The solution involves:

Turns out that what we have now are a lot of ethics codes and policies, but very little accountability.

To make sense of this, here’s the kind of lapse I’m talking about, none of which seems to have been addressed.

1. NBC selectively edited a video and badly misrepresented a guy in a real ugly case. Not clear if they’ve come clean about it yet.

Suggestion: news outlets should make the full recording available, perhaps via a discreet rapid-response accountability team.

2. Sometimes a news outlet might broadcast a public figure lying, even when they know it’s a lie. This is what Jon Stewart calls the “CNN leaves it there” problem.

Suggestion: Reporters are smart, if they know they’re being lied to, don’t broadcast it. If they smell a lie but not sure, do a good faith fact-check.

3. Sometimes a news outlet does fact-checking and “forgets” to follow through. This has happened to me, but more importantly, happened to Jimmy Wales very recently, in the NY Times:

“It is very odd and filled with a lot of basic factual errors. For example, it says that Wikipedia was run out of a strip mall at one point – that’s just completely false and a very weird thing to have said, particularly since I explained to the fact checker that it was wrong!”

Suggestion: do fact-checking, and then, correct any falsehoods.

4. Sometimes multiple news outlets will report first, without fact-checking, doing a lot of damage. This was particularly true in the aftermath of the Boston Marathon attack.

Suggestion: confirm facts before publication.

5. Sometimes, news outlets don’t do their research, get a story badly wrong, and really hurts the country. This is very true regarding the recent IRS scandal, the real story is more about Congressional failure and that the IRS isn’t targeting enough possibly bogus charities.

Suggestion: use actual fact-checked research. Using other news reports as sources is not reliable. Reporting should be transparent about the political motivations of the people pushing the story.

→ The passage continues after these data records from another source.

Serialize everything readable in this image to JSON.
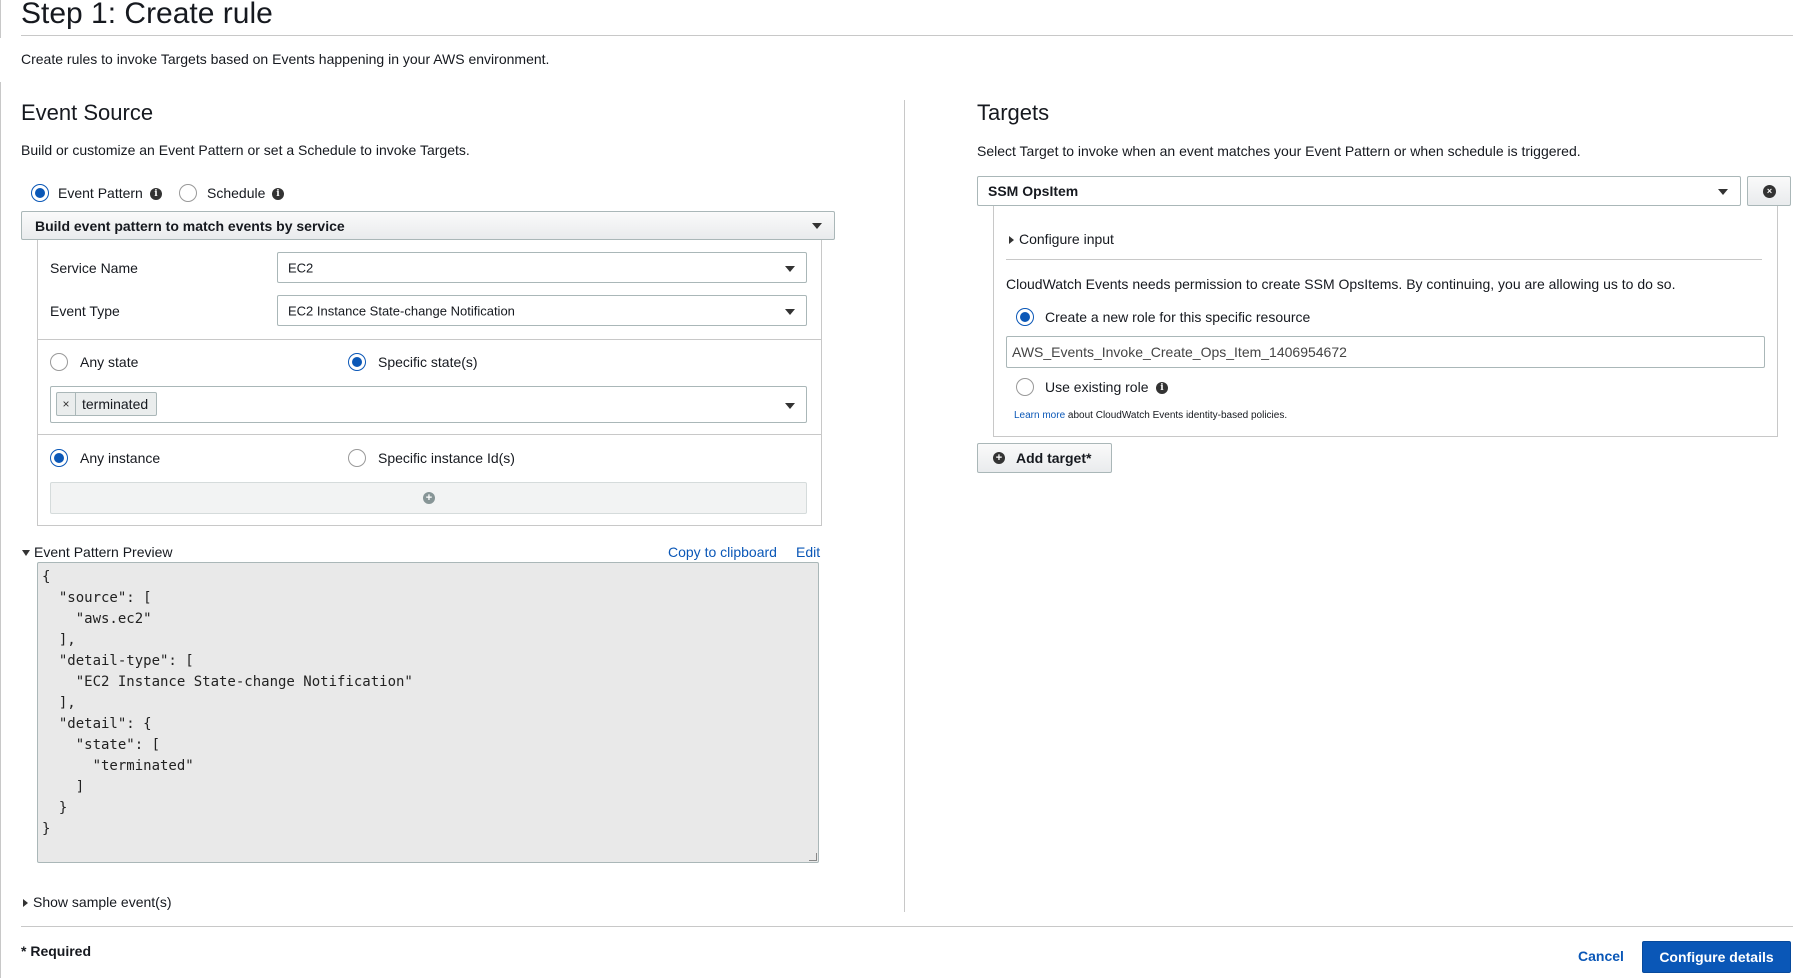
{
  "page": {
    "title": "Step 1: Create rule",
    "description": "Create rules to invoke Targets based on Events happening in your AWS environment."
  },
  "event_source": {
    "title": "Event Source",
    "description": "Build or customize an Event Pattern or set a Schedule to invoke Targets.",
    "mode_options": [
      {
        "label": "Event Pattern",
        "selected": true
      },
      {
        "label": "Schedule",
        "selected": false
      }
    ],
    "pattern_builder": "Build event pattern to match events by service",
    "service_name_label": "Service Name",
    "service_name_value": "EC2",
    "event_type_label": "Event Type",
    "event_type_value": "EC2 Instance State-change Notification",
    "state_options": [
      {
        "label": "Any state",
        "selected": false
      },
      {
        "label": "Specific state(s)",
        "selected": true
      }
    ],
    "state_token": "terminated",
    "token_remove": "×",
    "instance_options": [
      {
        "label": "Any instance",
        "selected": true
      },
      {
        "label": "Specific instance Id(s)",
        "selected": false
      }
    ],
    "add_icon": "plus-circle-icon"
  },
  "preview": {
    "label": "Event Pattern Preview",
    "copy_label": "Copy to clipboard",
    "edit_label": "Edit",
    "json_text": "{\n  \"source\": [\n    \"aws.ec2\"\n  ],\n  \"detail-type\": [\n    \"EC2 Instance State-change Notification\"\n  ],\n  \"detail\": {\n    \"state\": [\n      \"terminated\"\n    ]\n  }\n}",
    "sample_label": "Show sample event(s)"
  },
  "targets": {
    "title": "Targets",
    "description": "Select Target to invoke when an event matches your Event Pattern or when schedule is triggered.",
    "target_type": "SSM OpsItem",
    "configure_input": "Configure input",
    "permission_text": "CloudWatch Events needs permission to create SSM OpsItems. By continuing, you are allowing us to do so.",
    "role_options": [
      {
        "label": "Create a new role for this specific resource",
        "selected": true
      },
      {
        "label": "Use existing role",
        "selected": false
      }
    ],
    "role_name": "AWS_Events_Invoke_Create_Ops_Item_1406954672",
    "learn_more": "Learn more",
    "learn_more_suffix": "about CloudWatch Events identity-based policies.",
    "add_target": "Add target*"
  },
  "footer": {
    "required_note": "* Required",
    "cancel_label": "Cancel",
    "primary_label": "Configure details"
  },
  "colors": {
    "accent": "#0a57b7",
    "border": "#aab7b8",
    "preview_bg": "#e9e9e9"
  }
}
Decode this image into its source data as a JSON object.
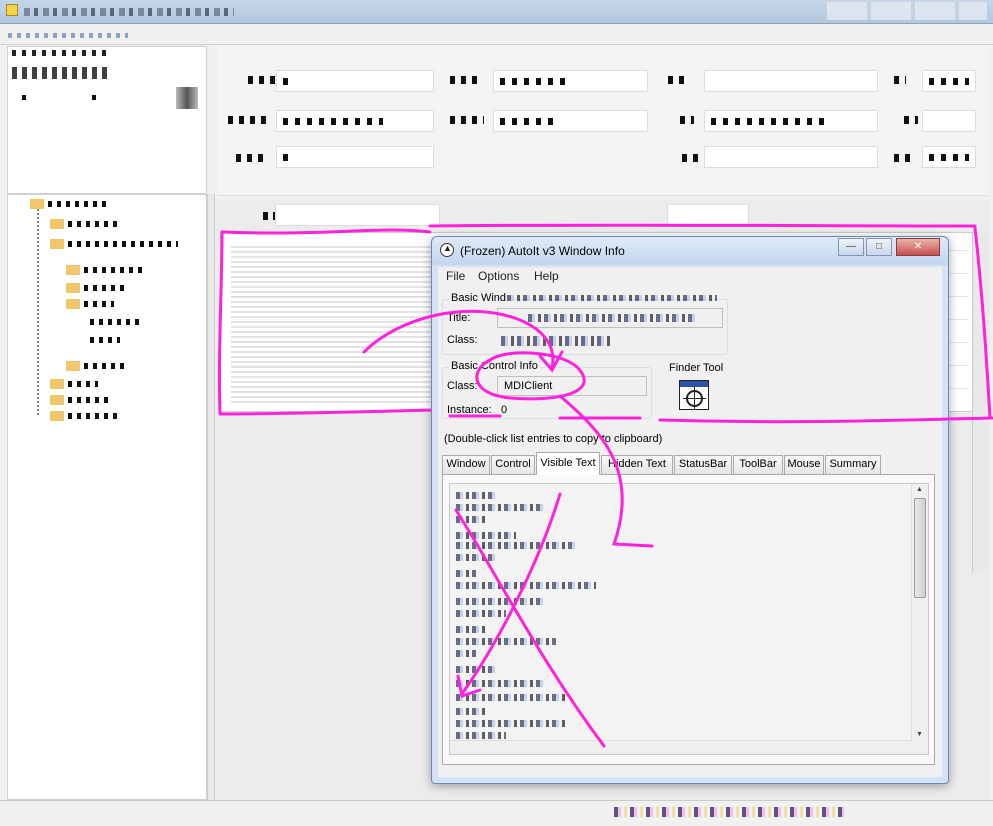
{
  "dialog": {
    "title": "(Frozen) AutoIt v3 Window Info",
    "menu": [
      "File",
      "Options",
      "Help"
    ],
    "window_buttons": [
      "minimize",
      "maximize",
      "close"
    ],
    "basic_window_info": {
      "group_title": "Basic Wind",
      "title_label": "Title:",
      "class_label": "Class:"
    },
    "basic_control_info": {
      "group_title": "Basic Control Info",
      "class_label": "Class:",
      "class_value": "MDIClient",
      "instance_label": "Instance:",
      "instance_value": "0"
    },
    "finder_tool": {
      "label": "Finder Tool",
      "icon": "crosshair-icon"
    },
    "hint": "(Double-click list entries to copy to clipboard)",
    "tabs": [
      "Window",
      "Control",
      "Visible Text",
      "Hidden Text",
      "StatusBar",
      "ToolBar",
      "Mouse",
      "Summary"
    ],
    "active_tab": "Visible Text"
  },
  "colors": {
    "annotation": "#ff22dd",
    "dialog_frame": "#d4e3f4",
    "folder": "#f2c66a"
  },
  "annotations": [
    "highlight-rectangle",
    "curved-arrow",
    "cross-out"
  ]
}
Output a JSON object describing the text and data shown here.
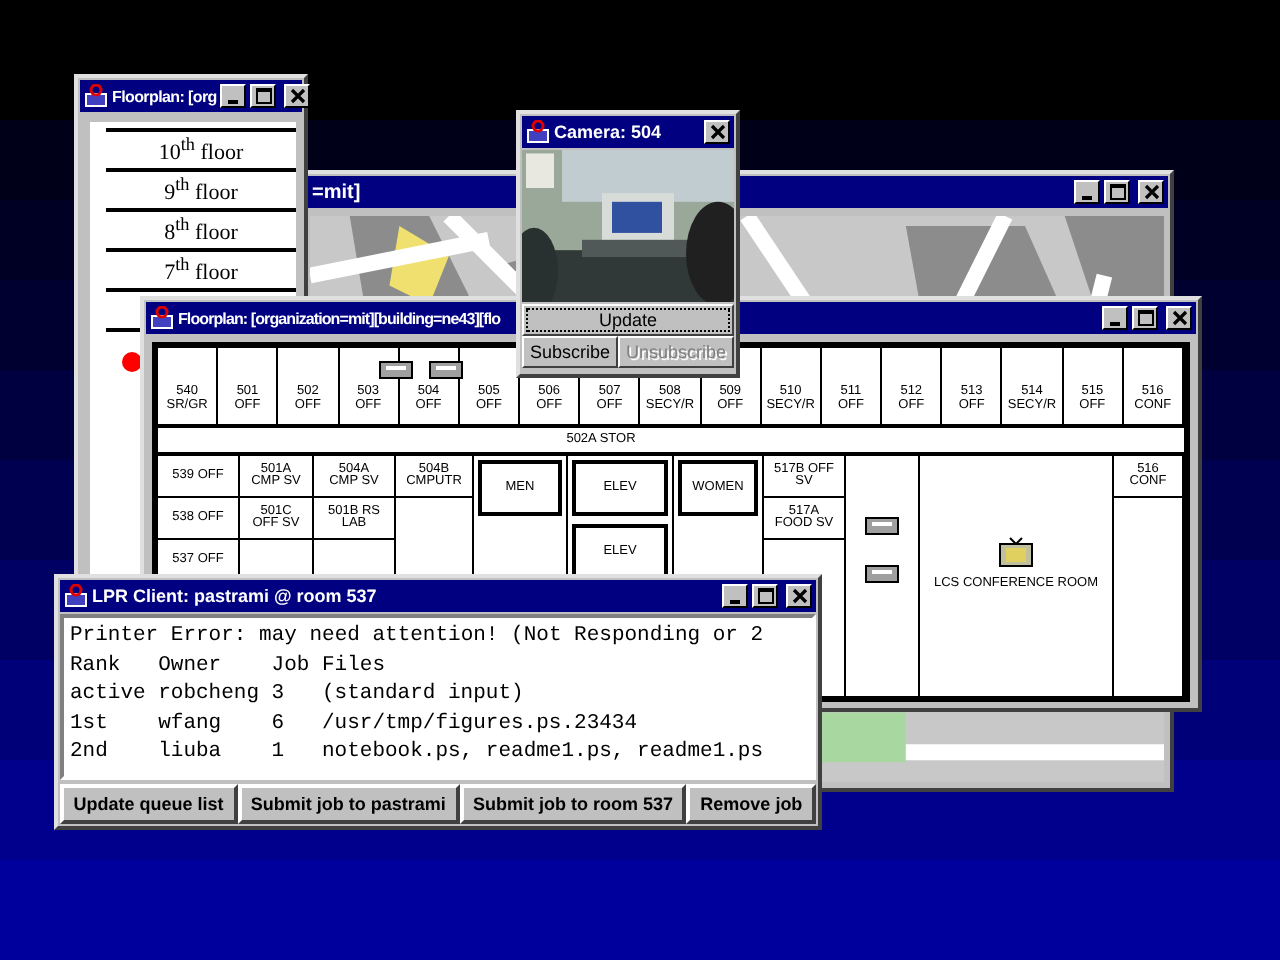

Specifically, journalists need to make sure they spend as much “good faith” time in exploring agendas as they do in seeking sources and exploring “the facts” they are made privy to.If so, the story would be perceived differently, perhaps accurately.

The news business is under considerable pressure, competing for a shrinking audience, often having to come up with many new stories per day. Sometimes the facts just can’t be checked, which is a big reason I keep talking about “good faith.”

My personal bias is that the news industry should create their own accountability tools. I don’t think they’ll be perfect, just looking for good faith action.

However, right now people are stirring the pot, constructively, suggesting that the government intervene.

Specifically, people are suggesting that “journalists” should have US First Amendment and shield law protections. Non-professionals, specifically “bloggers,” might be denied those protections.

I think that way of doing it is wrong, and that the issue isn’t “journalist vs. blogger” but whether or not the reporter and news outlet are accountable. Here, “accountable” means “acting in good faith to be trustworthy” which means having an ethics code and honestly trying hard to follow that code.

Does a journalist or news outlet without accountability have legal protections?

You can find a great summary by Mathew Ingram, which incorporates a lot of good work from Jillian York, Jeff Jarvis, David Weinberger, and others.

However, any news outlet that wants to succeed must be trustworthy, that is, accountable. I feel that’s required for their survival, and for national survival.

Perhaps people in news can suggest how they can get to actual accountability?